– Так что тебе?
– Картошку.
– А что молчала? Пять раз спросила.
Я не стала возражать.
Легла я поздно, как обычно. Обняла игрушку, которую дарили еще в десятом классе – котомедведь, такой пушистый, любимый и потрепанный, – попыталась заснуть с открытым окном. Пьяные мешали. Завтра пятница…
– Вот бы мы для чего-то были нужны, – сказала я то ли вслух, то ли уже в полусне. Я никогда не умела отделять правду от сумбурного мира грез, потому что этот момент всегда приходил неожиданно. Особенно теперь: закрываю глаза – и я уже на своей станции. Выходные из-за этого были моими самыми короткими днями.
Я открыла глаза, всматриваясь в неполную темноту – горел светодиод от роутера.
– Горбатишься непонятно для кого, – вздохнула, прижимая к себе игрушку. Она пропахла пылью.
Я уснула.
И мне снился мой мир.
Хаз был особенно резок, когда я подходила к нему с просьбой. Это он до сих пор считал, что я по нему тащусь. Он и предположить не мог, насколько учившиеся здесь итальянцы горячее.
– А ты не мог бы подбрасывать меня чуть подальше?
– Этим я не распоряжаюсь! Подальше?
– В парк хотя бы.
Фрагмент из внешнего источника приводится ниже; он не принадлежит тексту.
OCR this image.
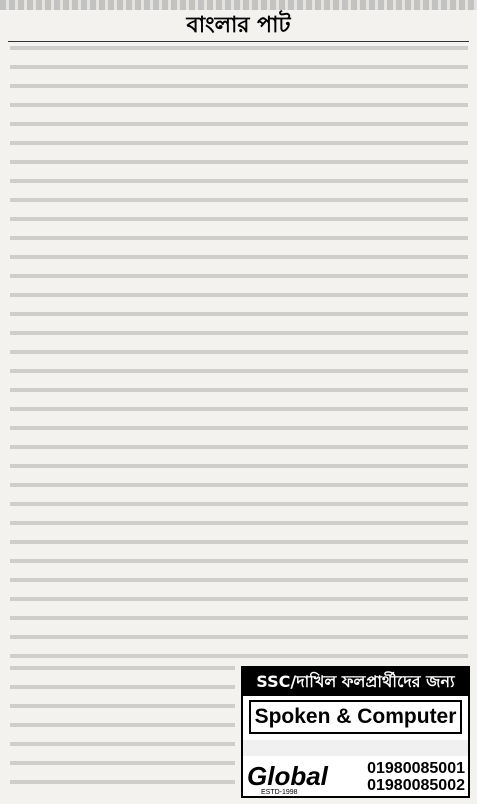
বাংলার পাট
SSC/দাখিল ফলপ্রার্থীদের জন্য
Spoken & Computer
Global
ESTD-1998
01980085001
01980085002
Я так давно там не гуляла.
– Выходные тебе на что?
– Ну так я их трачу на долги по универу.
– Все не бросишь.
– Мне это не очень нравится.
Он фыркнул – в последнее время он начал меня этим откровенно бесить – и ушел договариваться с директором. Ну а кто этими перемещениями распоряжается?
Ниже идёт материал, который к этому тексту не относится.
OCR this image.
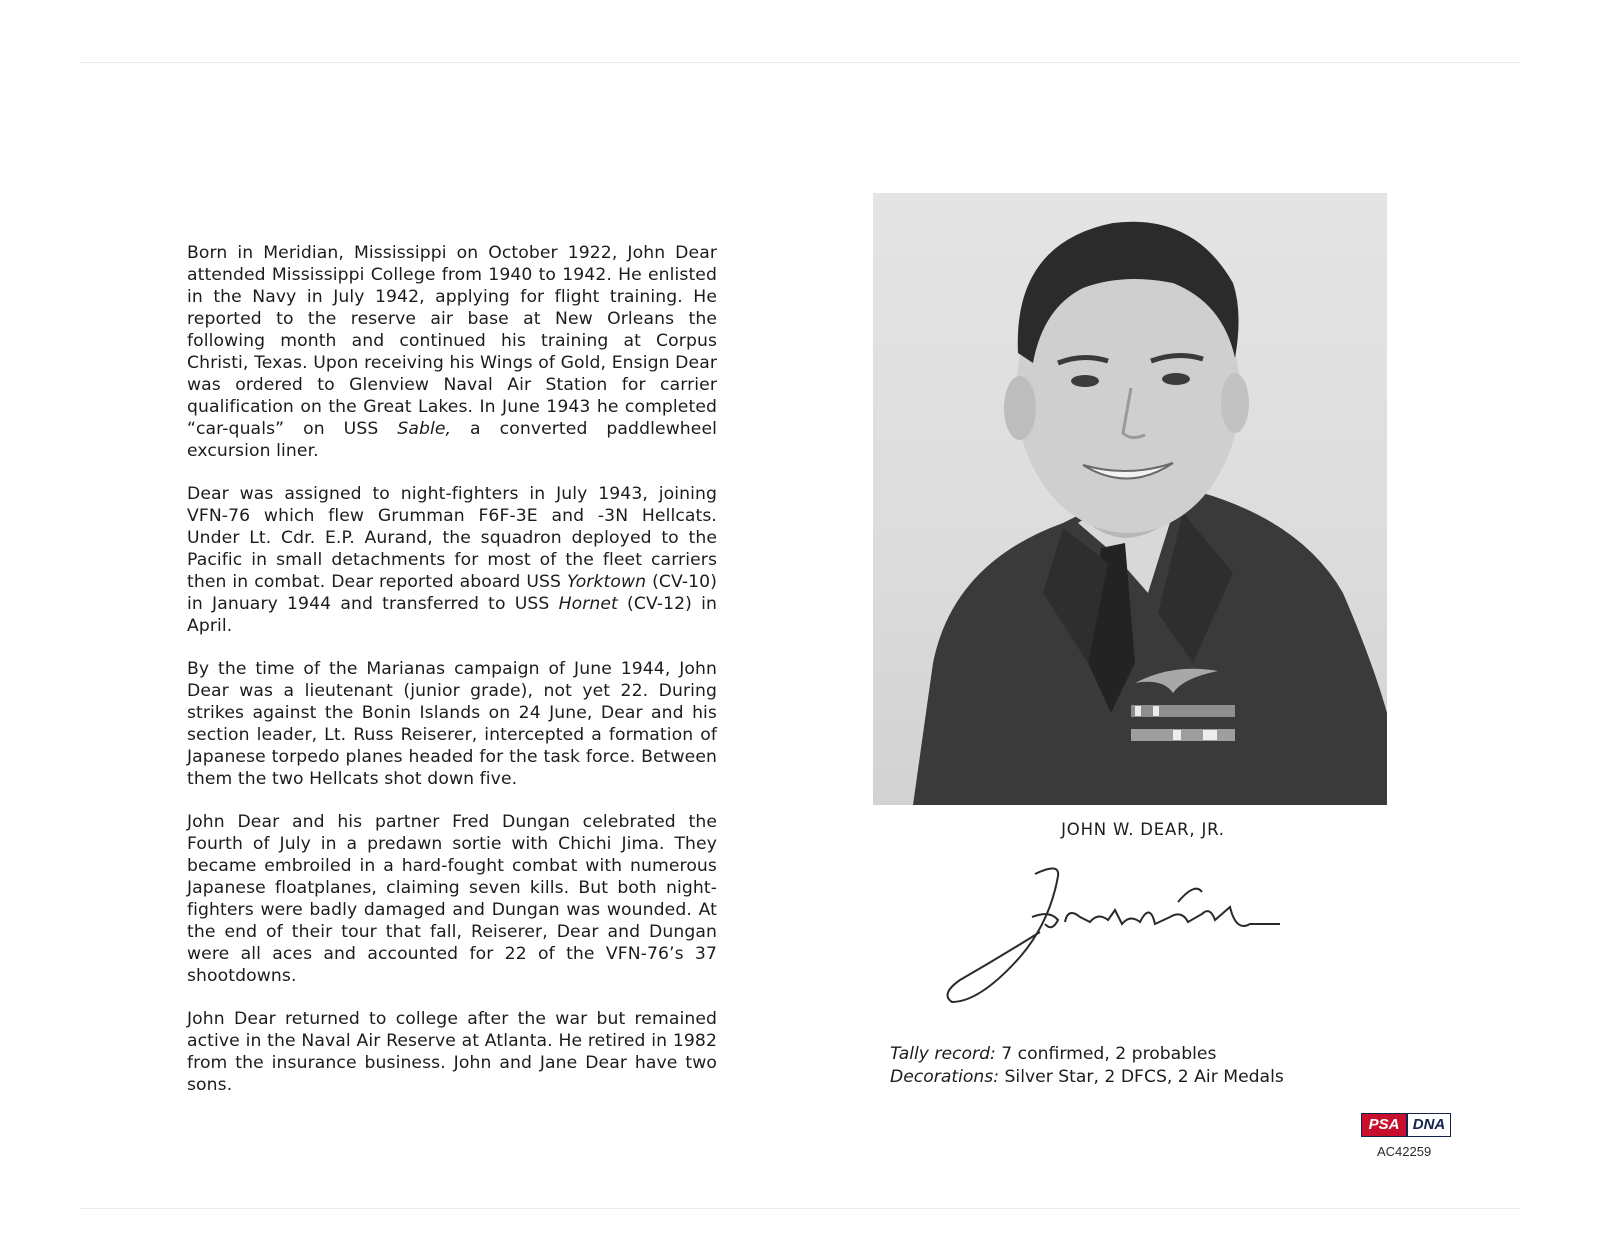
Born in Meridian, Mississippi on October 1922, John Dear attended Mississippi College from 1940 to 1942. He enlisted in the Navy in July 1942, applying for flight training. He reported to the reserve air base at New Orleans the following month and continued his training at Corpus Christi, Texas. Upon receiving his Wings of Gold, Ensign Dear was ordered to Glenview Naval Air Station for carrier qualification on the Great Lakes. In June 1943 he completed “car-quals” on USS Sable, a converted paddlewheel excursion liner.

Dear was assigned to night-fighters in July 1943, joining VFN-76 which flew Grumman F6F-3E and -3N Hellcats. Under Lt. Cdr. E.P. Aurand, the squadron deployed to the Pacific in small detachments for most of the fleet carriers then in combat. Dear reported aboard USS Yorktown (CV-10) in January 1944 and transferred to USS Hornet (CV-12) in April.

By the time of the Marianas campaign of June 1944, John Dear was a lieutenant (junior grade), not yet 22. During strikes against the Bonin Islands on 24 June, Dear and his section leader, Lt. Russ Reiserer, intercepted a formation of Japanese torpedo planes headed for the task force. Between them the two Hellcats shot down five.

John Dear and his partner Fred Dungan celebrated the Fourth of July in a predawn sortie with Chichi Jima. They became embroiled in a hard-fought combat with numerous Japanese floatplanes, claiming seven kills. But both night-fighters were badly damaged and Dungan was wounded. At the end of their tour that fall, Reiserer, Dear and Dungan were all aces and accounted for 22 of the VFN-76’s 37 shootdowns.

John Dear returned to college after the war but remained active in the Naval Air Reserve at Atlanta. He retired in 1982 from the insurance business. John and Jane Dear have two sons.

JOHN W. DEAR, JR.
Tally record: 7 confirmed, 2 probables
Decorations: Silver Star, 2 DFCS, 2 Air Medals
PSA DNA
AC42259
– А кого ты видишь, когда спишь? – вдруг спросила Линда у меня за обедом. Она в первый раз заговорила со мной о персонажах.
– Тебе кто-то приснился из своих? – поэтому в первую очередь спросила я.
– Да! – она улыбнулась и покраснела. Ясненько. – Это же всего лишь сон!
– Персонаж – это часть души, – сказала я, держа ложку перед губами. – Это как самой с собой заниматься, – я засунула ложку в рот, проглотила суп, – этим…
– И что? Это сон, – Линда фыркнула – получилось очень похоже на Хаза. – Никто и не узнает. И я знаю, что пойдет в книгу, а что нет.
– Твоя воля.
– Он был таким классным!
– Избавь от подробностей.
Линда недовольно отвернулась.
На уроке техники нам вдалбливали ненужную информацию.
– Насыщение прозаического произведения деталями – это очень важно для объема картины, – не спеша похрипывал старик Тихарь. – Я не говорю про объем произведения. Форматы жанров, я надеюсь, все помнят. А сюжет – он невозможен без подробностей. Кому нужна прямая линия? Всем нужны резаные, наполненные фактами, детальками, всем тем, что делает сюжет великолепным.
– Как будто он тут гуру, – пробурчал слева Кивин. Тихарь был не настолько одарен слухом, так что Кивину сошло с рук. – Копаешься в этих деталях, и сохнешь.
– Это да, – я думала о том, что любая профессия претит, когда начинаешь в ней погрязать. Пока что только научно.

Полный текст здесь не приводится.